The Slatest

Remnants of Hurricane Patricia Spawn Texas-Size Flood

Spectators brave the rain to watch the qualifying session ahead of the the U.S. Formula One Grand Prix at the Circuit of the Americas in Austin, Texas, on Oct. 25, 2015.

Photo by Jewel Samad/AFP/Getty Images

After crossing Mexico over the weekend, what’s left of Hurricane Patricia—at one point the strongest hurricane ever measured in the Western Hemisphere, but vastly diminished after making landfall on Friday—has contributed to a widespread flooding event in Texas and Louisiana.

After hitting late Friday in a secluded and sparsely populated region of Mexico’s Pacific coast, Patricia’s winds weakened quickly as its center passed over the rugged mountains of Mexico’s continental divide. The brunt of the damage was done to poor communities that may take months to recover, but Patricia caused few casualties.

The bulk of Patricia’s moisture (as well as its midlevel atmospheric spin) remained largely intact as it crossed the country and emerged off the coast of Texas late Saturday. An intense surface low pressure center reformed in the Gulf of Mexico on Sunday, bearing winds of tropical storm force, though the National Hurricane Center didn’t deem it to be organized enough to call it a tropical storm. As of Monday morning, what’s left of Patricia has moved inland in southern Louisiana.

In Texas, heavy rains fell nearly statewide throughout the weekend. At one point early Sunday, the entirety of downtown Houston was closed off due to high water. The heaviest rains fell near Dallas, where one stream rose 30 feet in less than a day to the second-highest level ever measured. Flood waters in the Dallas area were strong enough to derail a freight train, whose two-person crew was forced to swim to safety. In Houston, more than a foot of rain fell, and strong offshore winds grounded an oil tanker near Galveston Island. Similarly heavy rains hit southern Louisiana on Sunday: The 8.67 inches of rain in New Orleans was the city’s fourth-wettest day in history, including hurricanes.

In a coincidence, the meteorology of this weekend’s Texas floods is similar to the heavy rains that deluged much of South Carolina earlier this month, generated from a “predecessor rain event” as a hurricane’s energy was absorbed into a pre-existing frontal system. In this instance, the remnants of Hurricane Patricia contributed to a record-moist atmosphere over south Texas this weekend, making the flooding across the state more likely.

Heavy rain is in the forecast across much of the eastern United States through Thursday as the remnants of Hurricane Patricia move eastward.

Levi Cowan/GFS

These sorts of rainfall events can quickly overwhelm, though this weekend’s Patricia-enhanced flooding doesn’t initially seem as damaging as another one-two flooding punch earlier this year in the same parts of Texas. Texas’ “flash flood alley,” a region of hilly terrain between San Antonio, Dallas-Fort Worth, and Houston that features frequent heavy rainstorms and a rush of urbanization in recent decades, is one of the most vulnerable parts of the country when it comes to flooding.

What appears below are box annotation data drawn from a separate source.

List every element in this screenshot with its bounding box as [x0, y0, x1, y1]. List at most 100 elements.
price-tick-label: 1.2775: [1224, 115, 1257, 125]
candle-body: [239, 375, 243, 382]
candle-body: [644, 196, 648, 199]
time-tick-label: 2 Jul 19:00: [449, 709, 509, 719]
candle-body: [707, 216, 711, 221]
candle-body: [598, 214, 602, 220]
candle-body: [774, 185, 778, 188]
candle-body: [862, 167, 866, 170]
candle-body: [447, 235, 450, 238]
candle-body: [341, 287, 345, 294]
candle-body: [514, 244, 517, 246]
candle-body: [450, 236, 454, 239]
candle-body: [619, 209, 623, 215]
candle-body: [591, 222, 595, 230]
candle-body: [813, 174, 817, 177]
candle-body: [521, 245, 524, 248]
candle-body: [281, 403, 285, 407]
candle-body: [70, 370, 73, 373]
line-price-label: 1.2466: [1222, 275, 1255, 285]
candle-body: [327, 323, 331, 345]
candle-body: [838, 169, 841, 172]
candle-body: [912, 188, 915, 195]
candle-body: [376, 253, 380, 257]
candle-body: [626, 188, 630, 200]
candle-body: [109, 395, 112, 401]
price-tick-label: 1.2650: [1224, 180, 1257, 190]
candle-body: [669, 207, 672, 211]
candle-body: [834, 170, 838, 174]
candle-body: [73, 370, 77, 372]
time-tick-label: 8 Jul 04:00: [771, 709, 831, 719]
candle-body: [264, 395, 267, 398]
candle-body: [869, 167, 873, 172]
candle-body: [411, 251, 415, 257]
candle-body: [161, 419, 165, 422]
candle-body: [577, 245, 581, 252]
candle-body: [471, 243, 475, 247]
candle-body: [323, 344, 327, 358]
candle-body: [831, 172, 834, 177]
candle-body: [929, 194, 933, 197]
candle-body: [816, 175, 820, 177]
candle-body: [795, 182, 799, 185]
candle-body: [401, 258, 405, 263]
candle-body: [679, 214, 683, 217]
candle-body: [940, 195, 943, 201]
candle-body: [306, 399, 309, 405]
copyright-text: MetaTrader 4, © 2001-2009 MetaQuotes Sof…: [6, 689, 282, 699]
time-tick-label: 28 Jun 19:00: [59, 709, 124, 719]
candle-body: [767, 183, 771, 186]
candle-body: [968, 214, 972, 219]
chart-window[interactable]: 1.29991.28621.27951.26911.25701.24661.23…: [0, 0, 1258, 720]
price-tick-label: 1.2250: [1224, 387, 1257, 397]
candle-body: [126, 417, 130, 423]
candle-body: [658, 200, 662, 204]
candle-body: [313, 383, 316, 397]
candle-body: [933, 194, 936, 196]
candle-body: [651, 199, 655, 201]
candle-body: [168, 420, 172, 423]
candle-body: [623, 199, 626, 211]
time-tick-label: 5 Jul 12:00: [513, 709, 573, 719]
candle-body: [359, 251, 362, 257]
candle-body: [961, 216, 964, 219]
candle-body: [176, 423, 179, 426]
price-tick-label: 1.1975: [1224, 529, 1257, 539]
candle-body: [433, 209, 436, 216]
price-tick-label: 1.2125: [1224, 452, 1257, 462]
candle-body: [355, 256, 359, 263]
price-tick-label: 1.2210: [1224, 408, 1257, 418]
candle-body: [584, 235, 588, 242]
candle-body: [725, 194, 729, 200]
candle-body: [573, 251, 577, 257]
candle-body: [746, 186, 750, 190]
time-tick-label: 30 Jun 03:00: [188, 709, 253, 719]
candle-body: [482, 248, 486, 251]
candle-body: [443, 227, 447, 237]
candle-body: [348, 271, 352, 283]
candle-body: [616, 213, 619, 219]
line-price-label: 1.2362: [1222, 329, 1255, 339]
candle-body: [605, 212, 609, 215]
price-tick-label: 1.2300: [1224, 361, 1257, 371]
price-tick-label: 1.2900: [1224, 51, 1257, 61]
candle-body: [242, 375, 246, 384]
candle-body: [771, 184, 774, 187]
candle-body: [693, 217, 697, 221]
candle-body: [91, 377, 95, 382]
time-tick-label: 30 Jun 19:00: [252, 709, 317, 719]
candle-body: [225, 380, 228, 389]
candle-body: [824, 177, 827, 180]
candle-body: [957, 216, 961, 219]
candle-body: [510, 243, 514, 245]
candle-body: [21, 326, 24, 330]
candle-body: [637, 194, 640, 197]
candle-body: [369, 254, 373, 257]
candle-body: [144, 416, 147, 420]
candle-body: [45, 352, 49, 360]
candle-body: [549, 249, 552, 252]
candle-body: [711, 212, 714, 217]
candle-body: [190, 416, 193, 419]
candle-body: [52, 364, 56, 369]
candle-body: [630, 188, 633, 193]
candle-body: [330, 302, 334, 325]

Patricia swiftly disintegrated after initial landfall for much the same reason that the swirl in your morning coffee chaotically comes to a rest once you stop quickly spinning the spoon—Patricia’s core vortex was disturbed by Mexico’s rugged landscape. Inexplicably, Patricia’s dramatic strengthening and equally fast demise also gave fuel to climate change deniers on social media. The weird logic behind the furor: Since Patricia weakened so quickly after landfall, therefore its unprecedented strength hours earlier can’t be connected to climate change. Actually, it’s perfectly normal for an intense hurricane like Patricia to quickly weaken after landfall—especially if it plows headlong into a mountain range—and, as I wrote on Friday, there are several reasons to expect extreme hurricanes like Patricia more frequently over the coming decades as the planet warms.

Patricia’s remnants will join forces with a storm system currently over the Great Lakes to provide a multiday round of rainfall for most of the eastern part of the country this week, reaching the East Coast by Wednesday or Thursday. Another round of Texas flooding—with another several inches of rain—may be on the way later this week, just in time to create a soggy Halloween in the Lone Star State.